Kuala Lumpur : Malaysia Airlines Bhd has reported a year-on-year (yoy) revenue improvement of two per cent in the first quarter ended March 31, 2019 (Q1) on the back of increased available seat kilometres, but does not expect to break even this year due to external volatilities.
It said the increased available seat kilometres was driven by an 8 per cent increase in domestic and international capacity. Load factor was unchanged at 75.2 per cent as the airline matched increase in capacity with market demand. The airline saw a marginal growth in yield on the back of the added capacity and a positive passenger growth of 5 per cent.
The quarter saw improvement in ancillary revenue following initiatives that allow passengers greater choice and flexibility.
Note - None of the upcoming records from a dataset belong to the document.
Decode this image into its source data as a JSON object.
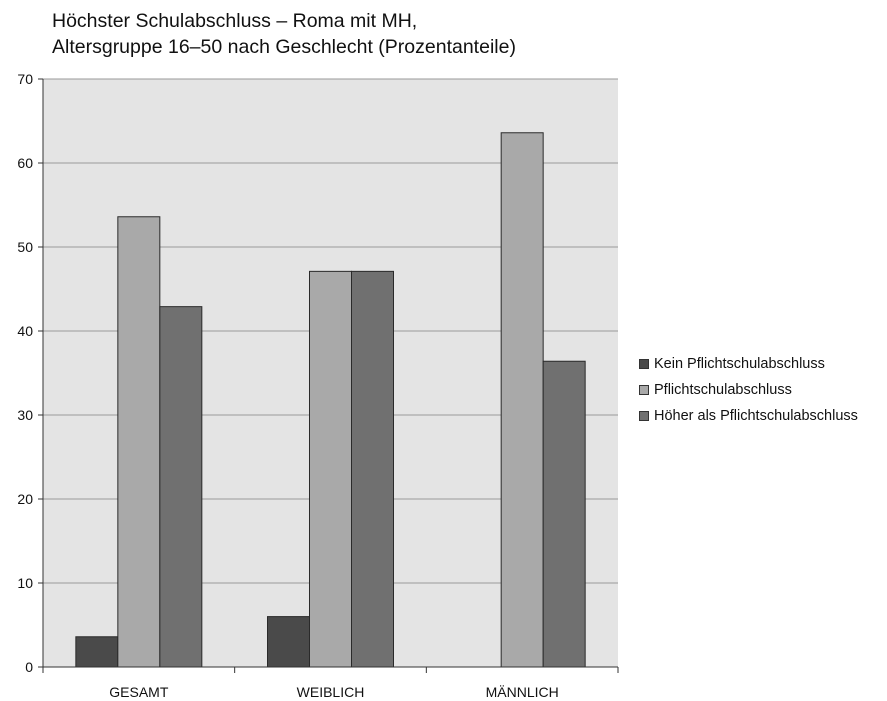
{
  "chart_data": {
    "type": "bar",
    "title_lines": [
      "Höchster Schulabschluss – Roma mit MH,",
      "Altersgruppe 16–50 nach Geschlecht (Prozentanteile)"
    ],
    "xlabel": "",
    "ylabel": "",
    "ylim": [
      0,
      70
    ],
    "yticks": [
      0,
      10,
      20,
      30,
      40,
      50,
      60,
      70
    ],
    "categories": [
      "GESAMT",
      "WEIBLICH",
      "MÄNNLICH"
    ],
    "series": [
      {
        "name": "Kein Pflichtschulabschluss",
        "color": "#4a4a4a",
        "values": [
          3.6,
          6.0,
          0
        ]
      },
      {
        "name": "Pflichtschulabschluss",
        "color": "#a9a9a9",
        "values": [
          53.6,
          47.1,
          63.6
        ]
      },
      {
        "name": "Höher als Pflichtschulabschluss",
        "color": "#707070",
        "values": [
          42.9,
          47.1,
          36.4
        ]
      }
    ],
    "grid": true,
    "plot_background": "#e4e4e4",
    "legend_position": "right"
  }
}
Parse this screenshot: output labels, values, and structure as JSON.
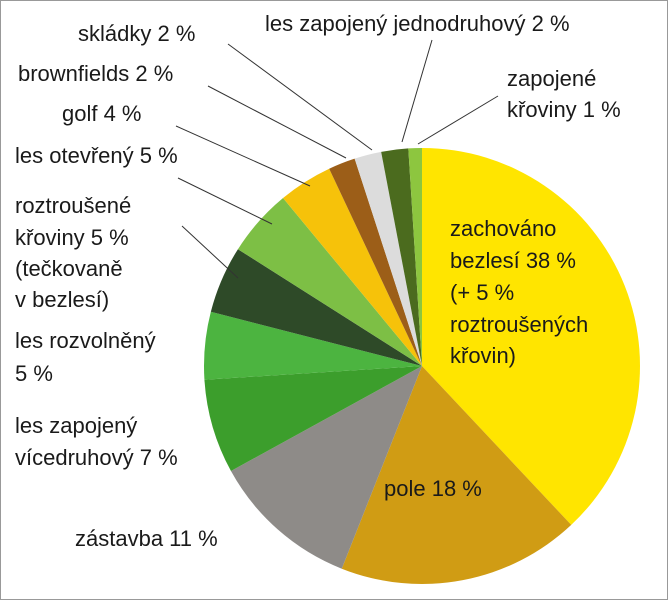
{
  "chart_data": {
    "type": "pie",
    "values": [
      38,
      18,
      11,
      7,
      5,
      5,
      5,
      4,
      2,
      2,
      2,
      1
    ],
    "colors": [
      "#ffe500",
      "#d09c14",
      "#8e8b88",
      "#3c9e2c",
      "#4cb440",
      "#2e4a28",
      "#7dbf45",
      "#f6c20a",
      "#9c5e18",
      "#dcdcdc",
      "#4b6b1e",
      "#8dc63f"
    ],
    "labels": [
      [
        "zachováno",
        "bezlesí 38 %",
        "(+ 5 %",
        "roztroušených",
        "křovin)"
      ],
      [
        "pole 18 %"
      ],
      [
        "zástavba 11 %"
      ],
      [
        "les zapojený",
        "vícedruhový 7 %"
      ],
      [
        "les rozvolněný",
        "5 %"
      ],
      [
        "roztroušené",
        "křoviny 5 %",
        "(tečkovaně",
        "v bezlesí)"
      ],
      [
        "les otevřený 5 %"
      ],
      [
        "golf 4 %"
      ],
      [
        "brownfields 2 %"
      ],
      [
        "skládky 2 %"
      ],
      [
        "les zapojený jednodruhový 2 %"
      ],
      [
        "zapojené",
        "křoviny 1 %"
      ]
    ]
  }
}
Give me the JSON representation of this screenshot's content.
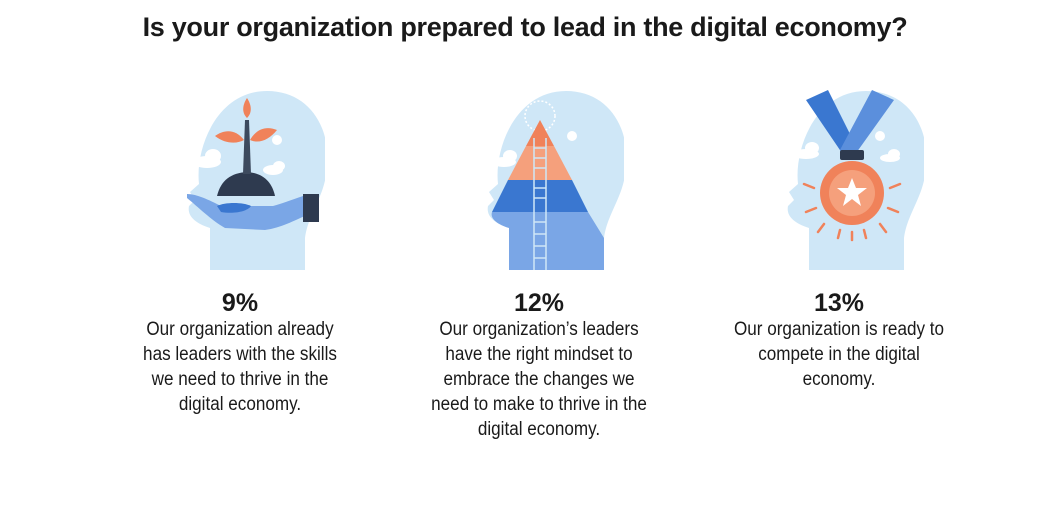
{
  "title": "Is your organization prepared to lead in the digital economy?",
  "items": [
    {
      "percent": "9%",
      "description": "Our organization already has leaders with the skills we need to thrive in the digital economy.",
      "icon": "hand-holding-plant-icon"
    },
    {
      "percent": "12%",
      "description": "Our organization’s leaders have the right mindset to embrace the changes we need to make to thrive in the digital economy.",
      "icon": "pyramid-ladder-icon"
    },
    {
      "percent": "13%",
      "description": "Our organization is ready to compete in the digital economy.",
      "icon": "medal-icon"
    }
  ],
  "colors": {
    "head": "#cfe7f7",
    "orange": "#f0825a",
    "blue": "#3a77d0",
    "light_blue": "#7aa6e6",
    "dark": "#2e3a4f"
  }
}
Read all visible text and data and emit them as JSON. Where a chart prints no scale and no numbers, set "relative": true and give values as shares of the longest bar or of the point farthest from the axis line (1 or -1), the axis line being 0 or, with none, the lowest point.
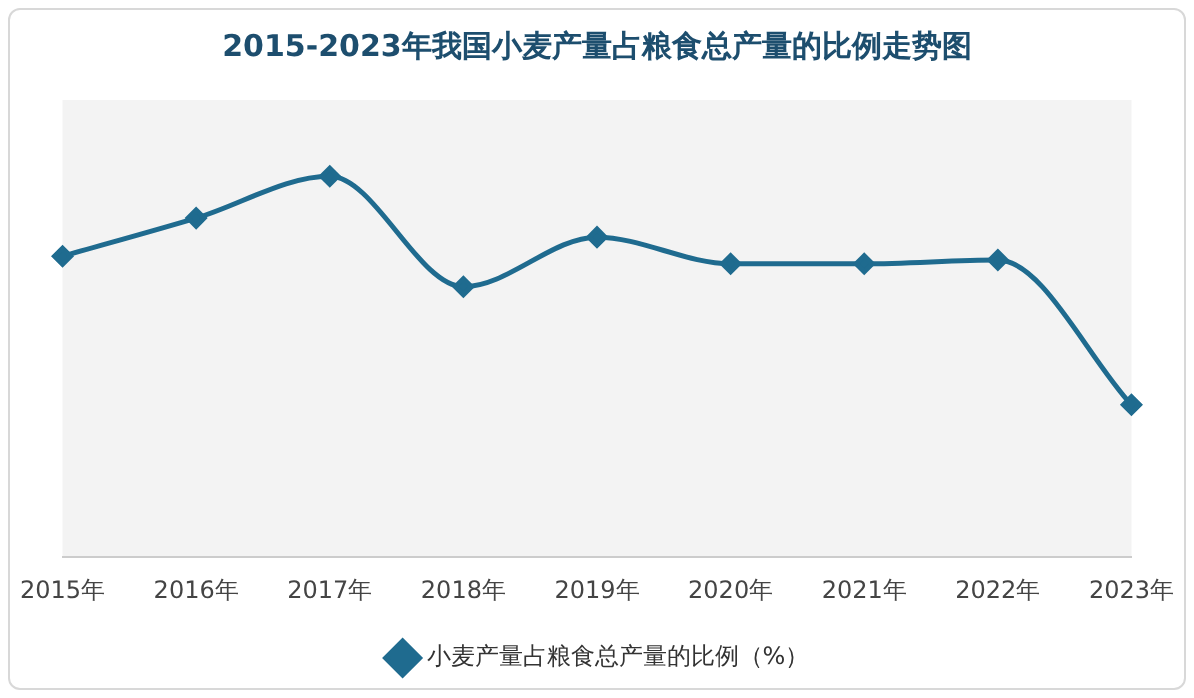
{
  "chart_data": {
    "type": "line",
    "title": "2015-2023年我国小麦产量占粮食总产量的比例走势图",
    "relative": true,
    "categories": [
      "2015年",
      "2016年",
      "2017年",
      "2018年",
      "2019年",
      "2020年",
      "2021年",
      "2022年",
      "2023年"
    ],
    "series": [
      {
        "name": "小麦产量占粮食总产量的比例（%）",
        "color": "#1f6b8f",
        "values": [
          0.79,
          0.89,
          1,
          0.71,
          0.84,
          0.77,
          0.77,
          0.78,
          0.4
        ]
      }
    ],
    "marker": "diamond",
    "legend": "bottom",
    "grid": false
  }
}
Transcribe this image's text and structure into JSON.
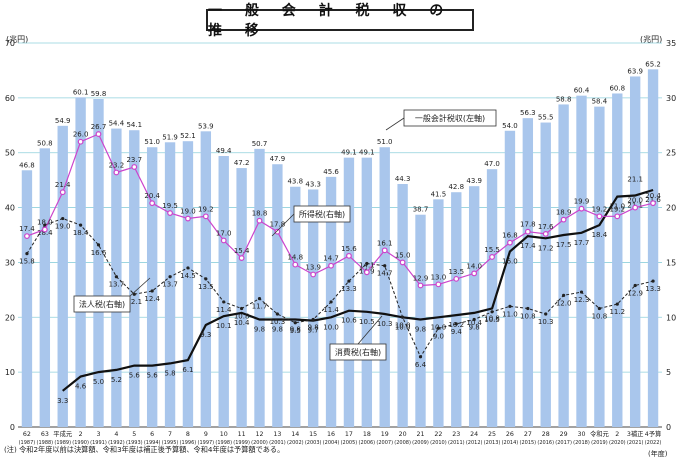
{
  "title": "一 般 会 計 税 収 の 推 移",
  "left_unit": "(兆円)",
  "right_unit": "(兆円)",
  "year_unit": "(年度)",
  "note": "(注) 令和2年度以前は決算額、令和3年度は補正後予算額、令和4年度は予算額である。",
  "chart_data": {
    "type": "bar+line",
    "title": "一般会計税収の推移",
    "xlabel": "(年度)",
    "ylabel_left": "(兆円)",
    "ylabel_right": "(兆円)",
    "ylim_left": [
      0,
      70
    ],
    "ylim_right": [
      0,
      35
    ],
    "yticks_left": [
      0,
      10,
      20,
      30,
      40,
      50,
      60,
      70
    ],
    "yticks_right": [
      0,
      5,
      10,
      15,
      20,
      25,
      30,
      35
    ],
    "categories": [
      "62",
      "63",
      "平成元",
      "2",
      "3",
      "4",
      "5",
      "6",
      "7",
      "8",
      "9",
      "10",
      "11",
      "12",
      "13",
      "14",
      "15",
      "16",
      "17",
      "18",
      "19",
      "20",
      "21",
      "22",
      "23",
      "24",
      "25",
      "26",
      "27",
      "28",
      "29",
      "30",
      "令和元",
      "2",
      "3補正",
      "4予算"
    ],
    "years": [
      "(1987)",
      "(1988)",
      "(1989)",
      "(1990)",
      "(1991)",
      "(1992)",
      "(1993)",
      "(1994)",
      "(1995)",
      "(1996)",
      "(1997)",
      "(1998)",
      "(1999)",
      "(2000)",
      "(2001)",
      "(2002)",
      "(2003)",
      "(2004)",
      "(2005)",
      "(2006)",
      "(2007)",
      "(2008)",
      "(2009)",
      "(2010)",
      "(2011)",
      "(2012)",
      "(2013)",
      "(2014)",
      "(2015)",
      "(2016)",
      "(2017)",
      "(2018)",
      "(2019)",
      "(2020)",
      "(2021)",
      "(2022)"
    ],
    "series": [
      {
        "name": "一般会計税収",
        "axis": "left",
        "kind": "bar",
        "color": "#a9c6ec",
        "values": [
          46.8,
          50.8,
          54.9,
          60.1,
          59.8,
          54.4,
          54.1,
          51.0,
          51.9,
          52.1,
          53.9,
          49.4,
          47.2,
          50.7,
          47.9,
          43.8,
          43.3,
          45.6,
          49.1,
          49.1,
          51.0,
          44.3,
          38.7,
          41.5,
          42.8,
          43.9,
          47.0,
          54.0,
          56.3,
          55.5,
          58.8,
          60.4,
          58.4,
          60.8,
          63.9,
          65.2
        ]
      },
      {
        "name": "所得税",
        "axis": "right",
        "kind": "line",
        "color": "#cc44cc",
        "values": [
          17.4,
          18.0,
          21.4,
          26.0,
          26.7,
          23.2,
          23.7,
          20.4,
          19.5,
          19.0,
          19.2,
          17.0,
          15.4,
          18.8,
          17.8,
          14.8,
          13.9,
          14.7,
          15.6,
          14.1,
          16.1,
          15.0,
          12.9,
          13.0,
          13.5,
          14.0,
          15.5,
          16.8,
          17.8,
          17.6,
          18.9,
          19.9,
          19.2,
          19.2,
          20.0,
          20.4
        ]
      },
      {
        "name": "法人税",
        "axis": "right",
        "kind": "dashed",
        "color": "#222222",
        "values": [
          15.8,
          18.4,
          19.0,
          18.4,
          16.6,
          13.7,
          12.1,
          12.4,
          13.7,
          14.5,
          13.5,
          11.4,
          10.8,
          11.7,
          10.3,
          9.5,
          9.8,
          11.4,
          13.3,
          14.9,
          14.7,
          10.0,
          6.4,
          9.0,
          9.4,
          9.8,
          10.5,
          11.0,
          10.8,
          10.3,
          12.0,
          12.3,
          10.8,
          11.2,
          12.9,
          13.3
        ]
      },
      {
        "name": "消費税",
        "axis": "right",
        "kind": "line",
        "color": "#111111",
        "values": [
          null,
          null,
          3.3,
          4.6,
          5.0,
          5.2,
          5.6,
          5.6,
          5.8,
          6.1,
          9.3,
          10.1,
          10.4,
          9.8,
          9.8,
          9.8,
          9.7,
          10.0,
          10.6,
          10.5,
          10.3,
          10.0,
          9.8,
          10.0,
          10.2,
          10.4,
          10.8,
          16.0,
          17.4,
          17.2,
          17.5,
          17.7,
          18.4,
          21.0,
          21.1,
          21.6
        ]
      }
    ],
    "label_values": {
      "income_extra": "21.1"
    },
    "legend_labels": {
      "total": "一般会計税収(左軸)",
      "income": "所得税(右軸)",
      "corp": "法人税(右軸)",
      "consumption": "消費税(右軸)"
    }
  }
}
This, coupled with competitive pricing for products such as prepaid baggage and seat selection and other ancillary products, saw an increase in ancillary revenue by 23 per cent yoy.
Izham Ismail, CEO, Group said notwithstanding an improvement in its Q1 operational performance in comparison to last year, it expects 2019 to remain extremely challenging. The competitive environment is expected to continue to tighten in 2019, driven by overcapacity in the region as well as domestic. This is largely driven by the price-sensitive leisure market which directly impacts yield.
"While the airline has hedged against fuel and forex, we will continue to be impacted by such external volatilities including the ongoing trade war between the US and China, and does not foresee to break even this year," he said in a statement.
The airline also noted a large increase in passengers in Q1 accessing the three Golden Lounges in KLIA following refurbishments and improvements in offerings.